My ESPN content this week:
- Top 50 prospects for this year’s draft
- Breakout player picks for 2014
- Cubs A-ball prospects
- Julio Urias and other Dodgers prospects
- Scouting prep LHP Brady Aiken
- Scouting prep catcher Alex Jackson
- This week’s Klawchat
And now, five interesting links from my non-sports meanderings on the Internet this week:
* Doctors use 3-D printing to help a baby breathe. I’m not sure science fiction ever quite foresaw what 3-D printing allows us to do.
* Using Bayes’ Theorem to locate missing planes. Mostly linked because Bayes’ Theorem is awesome and not that well understood.
* 100 serial rapists identified after Detroit finally processes untested rape kits. How many victims could have been spared? Detroit isn’t alone in this problem, but it certainly doesn’t help its reputation as a third-world city within a first-world country.

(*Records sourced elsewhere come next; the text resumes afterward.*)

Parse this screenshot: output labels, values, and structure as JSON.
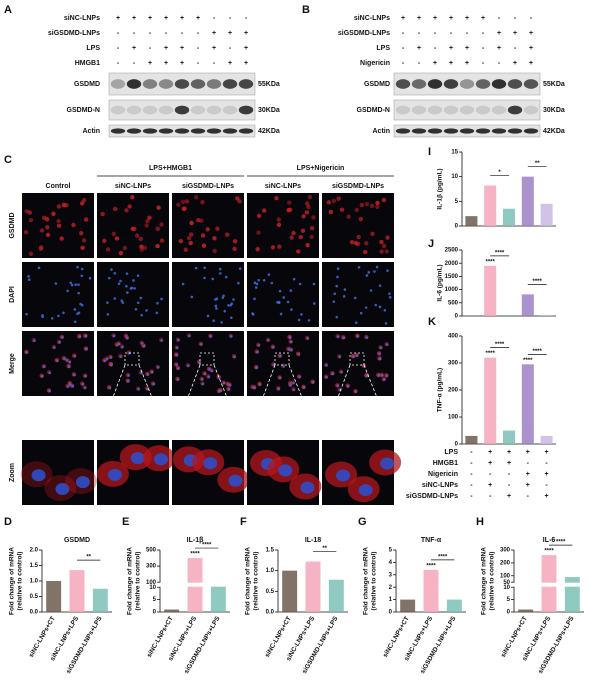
{
  "blot_A": {
    "letter": "A",
    "conditions": [
      {
        "label": "siNC-LNPs",
        "signs": [
          "+",
          "+",
          "+",
          "+",
          "+",
          "+",
          "-",
          "-",
          "-"
        ]
      },
      {
        "label": "siGSDMD-LNPs",
        "signs": [
          "-",
          "-",
          "-",
          "-",
          "-",
          "-",
          "+",
          "+",
          "+"
        ]
      },
      {
        "label": "LPS",
        "signs": [
          "-",
          "+",
          "-",
          "+",
          "+",
          "-",
          "+",
          "-",
          "+"
        ]
      },
      {
        "label": "HMGB1",
        "signs": [
          "-",
          "-",
          "+",
          "+",
          "+",
          "-",
          "-",
          "+",
          "+"
        ]
      }
    ],
    "bands": [
      {
        "label": "GSDMD",
        "kda": "55KDa"
      },
      {
        "label": "GSDMD-N",
        "kda": "30KDa"
      },
      {
        "label": "Actin",
        "kda": "42KDa"
      }
    ]
  },
  "blot_B": {
    "letter": "B",
    "conditions": [
      {
        "label": "siNC-LNPs",
        "signs": [
          "+",
          "+",
          "+",
          "+",
          "+",
          "+",
          "-",
          "-",
          "-"
        ]
      },
      {
        "label": "siGSDMD-LNPs",
        "signs": [
          "-",
          "-",
          "-",
          "-",
          "-",
          "-",
          "+",
          "+",
          "+"
        ]
      },
      {
        "label": "LPS",
        "signs": [
          "-",
          "+",
          "-",
          "+",
          "+",
          "-",
          "+",
          "-",
          "+"
        ]
      },
      {
        "label": "Nigericin",
        "signs": [
          "-",
          "-",
          "+",
          "+",
          "+",
          "-",
          "-",
          "+",
          "+"
        ]
      }
    ],
    "bands": [
      {
        "label": "GSDMD",
        "kda": "55KDa"
      },
      {
        "label": "GSDMD-N",
        "kda": "30KDa"
      },
      {
        "label": "Actin",
        "kda": "42KDa"
      }
    ]
  },
  "microscopy_C": {
    "letter": "C",
    "control": "Control",
    "groups": [
      "LPS+HMGB1",
      "LPS+Nigericin"
    ],
    "columns": [
      "siNC-LNPs",
      "siGSDMD-LNPs",
      "siNC-LNPs",
      "siGSDMD-LNPs"
    ],
    "rows": [
      "GSDMD",
      "DAPI",
      "Merge",
      "Zoom"
    ]
  },
  "table_IJK": {
    "rows": [
      {
        "label": "LPS",
        "signs": [
          "-",
          "+",
          "+",
          "+",
          "+"
        ]
      },
      {
        "label": "HMGB1",
        "signs": [
          "-",
          "+",
          "+",
          "-",
          "-"
        ]
      },
      {
        "label": "Nigericin",
        "signs": [
          "-",
          "-",
          "-",
          "+",
          "+"
        ]
      },
      {
        "label": "siNC-LNPs",
        "signs": [
          "-",
          "+",
          "-",
          "+",
          "-"
        ]
      },
      {
        "label": "siGSDMD-LNPs",
        "signs": [
          "-",
          "-",
          "+",
          "-",
          "+"
        ]
      }
    ]
  },
  "chart_data": [
    {
      "type": "bar",
      "letter": "I",
      "ylabel": [
        "IL-1β (pg/mL)"
      ],
      "values": [
        2,
        8.2,
        3.5,
        10,
        4.5
      ],
      "colors": [
        "#6b5a4e",
        "#f4a6b8",
        "#7bbfb5",
        "#9b7fc4",
        "#c9b8e3"
      ],
      "ylim": [
        0,
        15
      ],
      "yticks": [
        0,
        5,
        10,
        15
      ],
      "annotations": [
        "*",
        "**"
      ]
    },
    {
      "type": "bar",
      "letter": "J",
      "ylabel": [
        "IL-6 (pg/mL)"
      ],
      "values": [
        5,
        1900,
        40,
        820,
        40
      ],
      "colors": [
        "#6b5a4e",
        "#f4a6b8",
        "#7bbfb5",
        "#9b7fc4",
        "#c9b8e3"
      ],
      "ylim": [
        0,
        2500
      ],
      "yticks": [
        0,
        500,
        1000,
        1500,
        2000,
        2500
      ],
      "annotations": [
        "****",
        "****",
        "****"
      ]
    },
    {
      "type": "bar",
      "letter": "K",
      "ylabel": [
        "TNF-α (pg/mL)"
      ],
      "values": [
        30,
        320,
        50,
        295,
        30
      ],
      "colors": [
        "#6b5a4e",
        "#f4a6b8",
        "#7bbfb5",
        "#9b7fc4",
        "#c9b8e3"
      ],
      "ylim": [
        0,
        400
      ],
      "yticks": [
        0,
        100,
        200,
        300,
        400
      ],
      "annotations": [
        "****",
        "****",
        "****",
        "****"
      ]
    },
    {
      "type": "bar",
      "letter": "D",
      "title": "GSDMD",
      "ylabel": [
        "Fold change of mRNA",
        "(relative to control)"
      ],
      "categories": [
        "siNC-LNPs+CT",
        "siNC-LNPs+LPS",
        "siGSDMD-LNPs+LPS"
      ],
      "values": [
        1.0,
        1.35,
        0.75
      ],
      "colors": [
        "#6b5a4e",
        "#f4a6b8",
        "#7bbfb5"
      ],
      "ylim": [
        0,
        2
      ],
      "yticks": [
        {
          "value": 0,
          "label": "0.0"
        },
        0.5,
        {
          "value": 1,
          "label": "1.0"
        },
        1.5,
        {
          "value": 2,
          "label": "2.0"
        }
      ],
      "annotations": [
        "**"
      ]
    },
    {
      "type": "bar",
      "letter": "E",
      "title": "IL-1β",
      "ylabel": [
        "Fold change of mRNA",
        "(relative to control)"
      ],
      "categories": [
        "siNC-LNPs+CT",
        "siNC-LNPs+LPS",
        "siGSDMD-LNPs+LPS"
      ],
      "values": [
        1,
        400,
        60
      ],
      "colors": [
        "#6b5a4e",
        "#f4a6b8",
        "#7bbfb5"
      ],
      "ylim": [
        0,
        500
      ],
      "ybreak": [
        10,
        100
      ],
      "yticks": [
        0,
        5,
        10,
        100,
        300,
        500
      ],
      "annotations": [
        "****",
        "****"
      ]
    },
    {
      "type": "bar",
      "letter": "F",
      "title": "IL-18",
      "ylabel": [
        "Fold change of mRNA",
        "(relative to control)"
      ],
      "categories": [
        "siNC-LNPs+CT",
        "siNC-LNPs+LPS",
        "siGSDMD-LNPs+LPS"
      ],
      "values": [
        1.0,
        1.22,
        0.78
      ],
      "colors": [
        "#6b5a4e",
        "#f4a6b8",
        "#7bbfb5"
      ],
      "ylim": [
        0,
        1.5
      ],
      "yticks": [
        {
          "value": 0,
          "label": "0.0"
        },
        0.5,
        {
          "value": 1,
          "label": "1.0"
        },
        1.5
      ],
      "annotations": [
        "**"
      ]
    },
    {
      "type": "bar",
      "letter": "G",
      "title": "TNF-α",
      "ylabel": [
        "Fold change of mRNA",
        "(relative to control)"
      ],
      "categories": [
        "siNC-LNPs+CT",
        "siNC-LNPs+LPS",
        "siGSDMD-LNPs+LPS"
      ],
      "values": [
        1.0,
        3.4,
        1.0
      ],
      "colors": [
        "#6b5a4e",
        "#f4a6b8",
        "#7bbfb5"
      ],
      "ylim": [
        0,
        5
      ],
      "yticks": [
        0,
        1,
        2,
        3,
        4,
        5
      ],
      "annotations": [
        "****",
        "****"
      ]
    },
    {
      "type": "bar",
      "letter": "H",
      "title": "IL-6",
      "ylabel": [
        "Fold change of mRNA",
        "(relative to control)"
      ],
      "categories": [
        "siNC-LNPs+CT",
        "siNC-LNPs+LPS",
        "siGSDMD-LNPs+LPS"
      ],
      "values": [
        1,
        260,
        90
      ],
      "colors": [
        "#6b5a4e",
        "#f4a6b8",
        "#7bbfb5"
      ],
      "ylim": [
        0,
        300
      ],
      "ybreak": [
        10,
        50
      ],
      "yticks": [
        0,
        5,
        10,
        50,
        100,
        200,
        300
      ],
      "annotations": [
        "****",
        "****"
      ]
    }
  ]
}
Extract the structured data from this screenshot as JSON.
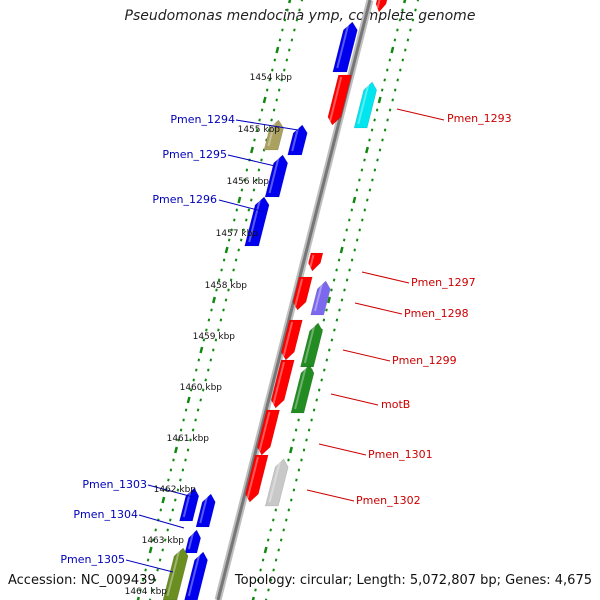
{
  "title": "Pseudomonas mendocina ymp, complete genome",
  "accession": "Accession: NC_009439",
  "summary": "Topology: circular; Length: 5,072,807 bp; Genes: 4,675",
  "colors": {
    "forward_cds": "#ff0000",
    "reverse_cds": "#0000ee",
    "label_forward": "#cc0000",
    "label_reverse": "#0000bb",
    "tick": "#118811",
    "backbone": "#888888",
    "cyan": "#00e5ee",
    "green": "#228b22",
    "olive": "#aaa060",
    "olive_green": "#6b8e23",
    "slate": "#7b68ee",
    "gray": "#c8c8c8",
    "lavender": "#b0a8e8"
  },
  "kbp_labels": [
    "1454 kbp",
    "1455 kbp",
    "1456 kbp",
    "1457 kbp",
    "1458 kbp",
    "1459 kbp",
    "1460 kbp",
    "1461 kbp",
    "1462 kbp",
    "1463 kbp",
    "1464 kbp"
  ],
  "genes_left": [
    "Pmen_1294",
    "Pmen_1295",
    "Pmen_1296",
    "Pmen_1303",
    "Pmen_1304",
    "Pmen_1305"
  ],
  "genes_right": [
    "Pmen_1293",
    "Pmen_1297",
    "Pmen_1298",
    "Pmen_1299",
    "motB",
    "Pmen_1301",
    "Pmen_1302"
  ]
}
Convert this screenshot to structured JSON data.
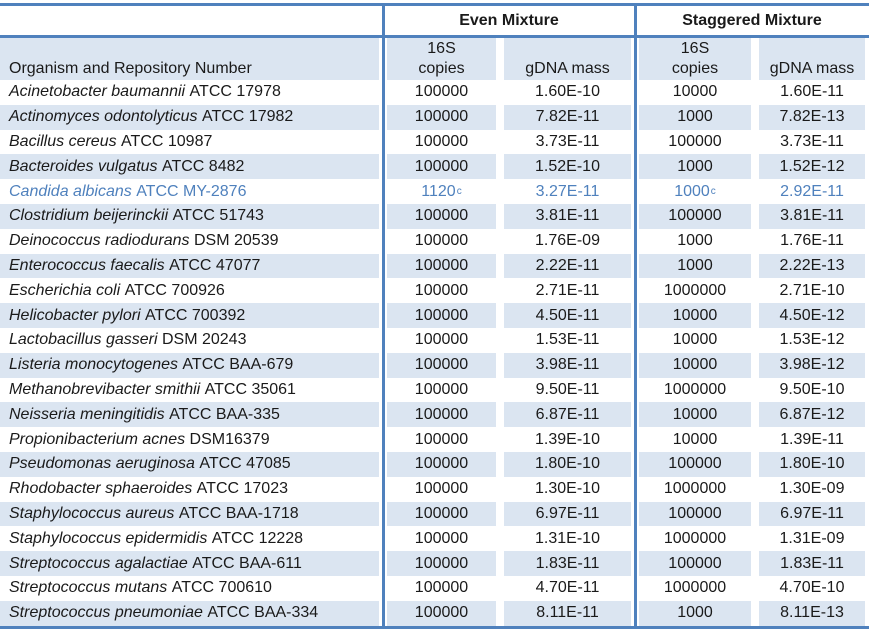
{
  "table": {
    "organism_header": "Organism and Repository Number",
    "groups": [
      {
        "label": "Even Mixture"
      },
      {
        "label": "Staggered Mixture"
      }
    ],
    "subheaders": {
      "copies_line1": "16S",
      "copies_line2": "copies",
      "gdna": "gDNA mass"
    },
    "colors": {
      "line_blue": "#4f81bd",
      "row_shade": "#dbe5f1",
      "highlight_text": "#4f81bd"
    },
    "rows": [
      {
        "organism": "Acinetobacter baumannii",
        "repository": "ATCC 17978",
        "even_16s_copies": "100000",
        "even_gdna_mass": "1.60E-10",
        "staggered_16s_copies": "10000",
        "staggered_gdna_mass": "1.60E-11"
      },
      {
        "organism": "Actinomyces odontolyticus",
        "repository": "ATCC 17982",
        "even_16s_copies": "100000",
        "even_gdna_mass": "7.82E-11",
        "staggered_16s_copies": "1000",
        "staggered_gdna_mass": "7.82E-13"
      },
      {
        "organism": "Bacillus cereus",
        "repository": "ATCC 10987",
        "even_16s_copies": "100000",
        "even_gdna_mass": "3.73E-11",
        "staggered_16s_copies": "100000",
        "staggered_gdna_mass": "3.73E-11"
      },
      {
        "organism": "Bacteroides vulgatus",
        "repository": "ATCC 8482",
        "even_16s_copies": "100000",
        "even_gdna_mass": "1.52E-10",
        "staggered_16s_copies": "1000",
        "staggered_gdna_mass": "1.52E-12"
      },
      {
        "organism": "Candida albicans",
        "repository": "ATCC MY-2876",
        "even_16s_copies": "1120",
        "even_16s_copies_sup": "c",
        "even_gdna_mass": "3.27E-11",
        "staggered_16s_copies": "1000",
        "staggered_16s_copies_sup": "c",
        "staggered_gdna_mass": "2.92E-11",
        "highlighted": true
      },
      {
        "organism": "Clostridium beijerinckii",
        "repository": "ATCC 51743",
        "even_16s_copies": "100000",
        "even_gdna_mass": "3.81E-11",
        "staggered_16s_copies": "100000",
        "staggered_gdna_mass": "3.81E-11"
      },
      {
        "organism": "Deinococcus radiodurans",
        "repository": "DSM 20539",
        "even_16s_copies": "100000",
        "even_gdna_mass": "1.76E-09",
        "staggered_16s_copies": "1000",
        "staggered_gdna_mass": "1.76E-11"
      },
      {
        "organism": "Enterococcus faecalis",
        "repository": "ATCC 47077",
        "even_16s_copies": "100000",
        "even_gdna_mass": "2.22E-11",
        "staggered_16s_copies": "1000",
        "staggered_gdna_mass": "2.22E-13"
      },
      {
        "organism": "Escherichia coli",
        "repository": "ATCC 700926",
        "even_16s_copies": "100000",
        "even_gdna_mass": "2.71E-11",
        "staggered_16s_copies": "1000000",
        "staggered_gdna_mass": "2.71E-10"
      },
      {
        "organism": "Helicobacter pylori",
        "repository": "ATCC 700392",
        "even_16s_copies": "100000",
        "even_gdna_mass": "4.50E-11",
        "staggered_16s_copies": "10000",
        "staggered_gdna_mass": "4.50E-12"
      },
      {
        "organism": "Lactobacillus gasseri",
        "repository": "DSM 20243",
        "even_16s_copies": "100000",
        "even_gdna_mass": "1.53E-11",
        "staggered_16s_copies": "10000",
        "staggered_gdna_mass": "1.53E-12"
      },
      {
        "organism": "Listeria monocytogenes",
        "repository": "ATCC BAA-679",
        "even_16s_copies": "100000",
        "even_gdna_mass": "3.98E-11",
        "staggered_16s_copies": "10000",
        "staggered_gdna_mass": "3.98E-12"
      },
      {
        "organism": "Methanobrevibacter smithii",
        "repository": "ATCC 35061",
        "even_16s_copies": "100000",
        "even_gdna_mass": "9.50E-11",
        "staggered_16s_copies": "1000000",
        "staggered_gdna_mass": "9.50E-10"
      },
      {
        "organism": "Neisseria meningitidis",
        "repository": "ATCC BAA-335",
        "even_16s_copies": "100000",
        "even_gdna_mass": "6.87E-11",
        "staggered_16s_copies": "10000",
        "staggered_gdna_mass": "6.87E-12"
      },
      {
        "organism": "Propionibacterium acnes",
        "repository": "DSM16379",
        "even_16s_copies": "100000",
        "even_gdna_mass": "1.39E-10",
        "staggered_16s_copies": "10000",
        "staggered_gdna_mass": "1.39E-11"
      },
      {
        "organism": "Pseudomonas aeruginosa",
        "repository": "ATCC 47085",
        "even_16s_copies": "100000",
        "even_gdna_mass": "1.80E-10",
        "staggered_16s_copies": "100000",
        "staggered_gdna_mass": "1.80E-10"
      },
      {
        "organism": "Rhodobacter sphaeroides",
        "repository": "ATCC 17023",
        "even_16s_copies": "100000",
        "even_gdna_mass": "1.30E-10",
        "staggered_16s_copies": "1000000",
        "staggered_gdna_mass": "1.30E-09"
      },
      {
        "organism": "Staphylococcus aureus",
        "repository": "ATCC BAA-1718",
        "even_16s_copies": "100000",
        "even_gdna_mass": "6.97E-11",
        "staggered_16s_copies": "100000",
        "staggered_gdna_mass": "6.97E-11"
      },
      {
        "organism": "Staphylococcus epidermidis",
        "repository": "ATCC 12228",
        "even_16s_copies": "100000",
        "even_gdna_mass": "1.31E-10",
        "staggered_16s_copies": "1000000",
        "staggered_gdna_mass": "1.31E-09"
      },
      {
        "organism": "Streptococcus agalactiae",
        "repository": "ATCC BAA-611",
        "even_16s_copies": "100000",
        "even_gdna_mass": "1.83E-11",
        "staggered_16s_copies": "100000",
        "staggered_gdna_mass": "1.83E-11"
      },
      {
        "organism": "Streptococcus mutans",
        "repository": "ATCC 700610",
        "even_16s_copies": "100000",
        "even_gdna_mass": "4.70E-11",
        "staggered_16s_copies": "1000000",
        "staggered_gdna_mass": "4.70E-10"
      },
      {
        "organism": "Streptococcus pneumoniae",
        "repository": "ATCC BAA-334",
        "even_16s_copies": "100000",
        "even_gdna_mass": "8.11E-11",
        "staggered_16s_copies": "1000",
        "staggered_gdna_mass": "8.11E-13"
      }
    ]
  }
}
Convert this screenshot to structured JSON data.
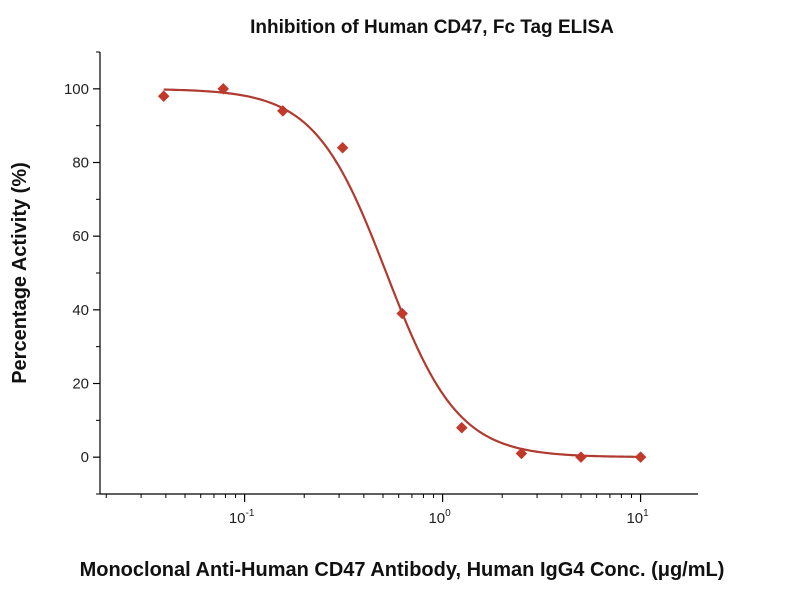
{
  "chart_data": {
    "type": "scatter",
    "title": "Inhibition of Human CD47, Fc Tag ELISA",
    "xlabel": "Monoclonal Anti-Human CD47 Antibody, Human IgG4 Conc. (μg/mL)",
    "ylabel": "Percentage Activity (%)",
    "xscale": "log",
    "xlim": [
      0.0186,
      19.5
    ],
    "ylim": [
      -10,
      110
    ],
    "xticks": [
      {
        "value": 0.1,
        "base": "10",
        "exp": "-1"
      },
      {
        "value": 1,
        "base": "10",
        "exp": "0"
      },
      {
        "value": 10,
        "base": "10",
        "exp": "1"
      }
    ],
    "yticks": [
      {
        "value": 0,
        "label": "0"
      },
      {
        "value": 20,
        "label": "20"
      },
      {
        "value": 40,
        "label": "40"
      },
      {
        "value": 60,
        "label": "60"
      },
      {
        "value": 80,
        "label": "80"
      },
      {
        "value": 100,
        "label": "100"
      }
    ],
    "series": [
      {
        "name": "Percentage Activity",
        "marker": "diamond",
        "color": "#c0392b",
        "x": [
          0.039,
          0.078,
          0.156,
          0.3125,
          0.625,
          1.25,
          2.5,
          5,
          10
        ],
        "y": [
          98,
          100,
          94,
          84,
          39,
          8,
          1,
          0,
          0
        ]
      }
    ],
    "fit_curve": {
      "model": "4PL",
      "color": "#b03a30",
      "top": 100,
      "bottom": 0,
      "ec50": 0.52,
      "hill": 2.4
    },
    "grid": false,
    "legend": "none"
  }
}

* Is Whole Foods America’s Temple of Pseudoscience, as this piece claims? I think the author is trying to make a broader point about which anti-science views we lambast and which we ignore, but he kind of glosses over how that section of the typical Whole Foods store takes up maybe 10% of the square footage. Linked within that piece: An actual “paleo” diet would be vegetarian. Eat what you want, as long as it’s good food, just don’t pretend this is somehow the “right” diet for our bodies.
* The Risk of Autism Is Not Increased by “Too Many Vaccines Too Soon”. Bookmark it the next time some idiot trots out this stupid anti-vaccine claim. It’s time to end non-medical exemptions for vaccination of schoolchildren, before we get a fresh measles or pertussis epidemic here.
Finally, I appreciate those of you who saw fit to smack down some whiners on the Cub prospect piece’s comment thread.
Even the best Science Fiction writers miss out on things that seem obvious to us today. Larry Niven was a huge astrophysics geek, big fan of the space program. But if you look back at stuff like Ringworld you’ll notice that all the computers on these incredible starships use magnetic tape as a storage medium. He’d worked out the science of using lasers for communication, but he didn’t foresee using lasers to store and retrieve knowledge.
Keith,
Thanks for sharing, in particular the Detroit story. It should be printed out and handed out to people trying to build a new arena downtown.